Ustadz Haedar Nashir, Larangan Takbir dan Khawarij di Sekitar Kita

Ustadz Haedar Nashir, Larangan Takbir dan Khawarij di Sekitar Kita

Salah kaprah kata Takbir dan menjadikannya kata yang ditakuti.

Baru-baru ini, Ustadz Haedar Nashir, Ketua PP Muhammadiyah mengeluarkan kebijakan melarang teriakan takbir di rapat-rapat internal Muhammadiyah. Pernyataan yang terbilang melawan arus ini terlontar  saat beliau berada di Forum Diskusi Persatuan Mahasiswa Indonesia di The University of Queensland (UQISA), Australia, seperti diwartakan Tirto.id (21/2/2018). Ustadz Haedar menyatakan, tindakan tidak populis ini terpaksa diambilnya untuk melawan pihak-pihak yang sudah menyalahgunakan kalimat suci tersebut.

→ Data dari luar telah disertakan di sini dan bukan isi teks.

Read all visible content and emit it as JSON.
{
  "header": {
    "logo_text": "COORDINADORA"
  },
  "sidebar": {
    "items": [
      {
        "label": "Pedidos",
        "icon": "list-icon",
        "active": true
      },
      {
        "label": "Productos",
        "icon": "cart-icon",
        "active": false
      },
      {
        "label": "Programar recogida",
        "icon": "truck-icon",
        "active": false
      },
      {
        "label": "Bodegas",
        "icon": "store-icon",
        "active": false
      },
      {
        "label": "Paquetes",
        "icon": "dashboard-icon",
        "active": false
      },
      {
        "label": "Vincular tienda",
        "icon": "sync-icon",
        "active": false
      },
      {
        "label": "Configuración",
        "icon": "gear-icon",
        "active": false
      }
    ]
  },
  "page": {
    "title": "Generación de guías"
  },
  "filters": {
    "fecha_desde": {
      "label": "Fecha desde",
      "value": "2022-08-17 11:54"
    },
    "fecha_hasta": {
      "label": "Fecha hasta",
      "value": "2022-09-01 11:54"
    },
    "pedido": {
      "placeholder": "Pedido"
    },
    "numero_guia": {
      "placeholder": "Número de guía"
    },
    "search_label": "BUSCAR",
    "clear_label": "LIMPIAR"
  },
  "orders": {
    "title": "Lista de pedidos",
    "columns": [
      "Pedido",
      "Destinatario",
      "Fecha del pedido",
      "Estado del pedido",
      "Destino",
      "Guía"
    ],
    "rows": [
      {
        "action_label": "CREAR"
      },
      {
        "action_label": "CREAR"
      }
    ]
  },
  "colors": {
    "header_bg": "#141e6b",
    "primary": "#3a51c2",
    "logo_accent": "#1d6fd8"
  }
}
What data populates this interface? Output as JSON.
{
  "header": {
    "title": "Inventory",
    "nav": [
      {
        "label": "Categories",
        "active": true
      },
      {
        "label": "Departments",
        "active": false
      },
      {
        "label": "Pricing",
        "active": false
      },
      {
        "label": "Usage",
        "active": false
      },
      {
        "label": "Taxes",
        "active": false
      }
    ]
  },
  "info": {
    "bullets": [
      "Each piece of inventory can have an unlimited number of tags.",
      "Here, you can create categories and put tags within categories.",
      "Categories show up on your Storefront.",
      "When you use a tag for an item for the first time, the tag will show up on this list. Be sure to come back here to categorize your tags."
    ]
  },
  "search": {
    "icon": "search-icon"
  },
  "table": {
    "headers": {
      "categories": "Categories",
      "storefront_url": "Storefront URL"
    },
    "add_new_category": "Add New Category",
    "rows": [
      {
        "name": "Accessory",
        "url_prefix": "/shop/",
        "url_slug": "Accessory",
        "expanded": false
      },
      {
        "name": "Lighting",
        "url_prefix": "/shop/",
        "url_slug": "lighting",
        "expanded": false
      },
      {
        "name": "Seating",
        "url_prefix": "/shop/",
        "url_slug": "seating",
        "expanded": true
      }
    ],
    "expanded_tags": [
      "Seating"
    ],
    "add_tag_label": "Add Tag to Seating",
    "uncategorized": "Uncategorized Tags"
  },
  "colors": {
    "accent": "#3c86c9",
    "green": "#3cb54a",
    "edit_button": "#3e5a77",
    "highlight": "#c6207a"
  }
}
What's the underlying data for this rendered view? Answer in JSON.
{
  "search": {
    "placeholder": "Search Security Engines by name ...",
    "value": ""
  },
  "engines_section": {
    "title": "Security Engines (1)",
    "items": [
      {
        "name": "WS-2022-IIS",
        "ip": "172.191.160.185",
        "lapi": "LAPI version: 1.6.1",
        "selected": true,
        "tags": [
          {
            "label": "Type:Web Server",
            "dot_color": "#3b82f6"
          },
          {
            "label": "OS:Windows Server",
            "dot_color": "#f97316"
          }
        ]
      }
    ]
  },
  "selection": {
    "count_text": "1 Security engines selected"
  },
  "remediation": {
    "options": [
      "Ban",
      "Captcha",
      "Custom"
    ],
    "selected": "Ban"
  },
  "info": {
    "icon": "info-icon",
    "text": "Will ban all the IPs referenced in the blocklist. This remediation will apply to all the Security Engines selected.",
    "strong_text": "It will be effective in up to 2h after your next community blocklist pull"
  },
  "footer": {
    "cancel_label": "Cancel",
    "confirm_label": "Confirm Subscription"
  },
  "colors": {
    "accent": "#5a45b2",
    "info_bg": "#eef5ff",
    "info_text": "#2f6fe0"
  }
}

Menurut Haedar, dirinya ingin menunjukkan bahwa Muslim yang baik adalah Muslim yang berilmu dan berkontribusi  positif bagi masyarakat, bukan mereka yang sedikit-sedikit meneriakkan “Allahu Akbar” untuk sesuatu yang sebenarnya sangat politis dan bukannya religius.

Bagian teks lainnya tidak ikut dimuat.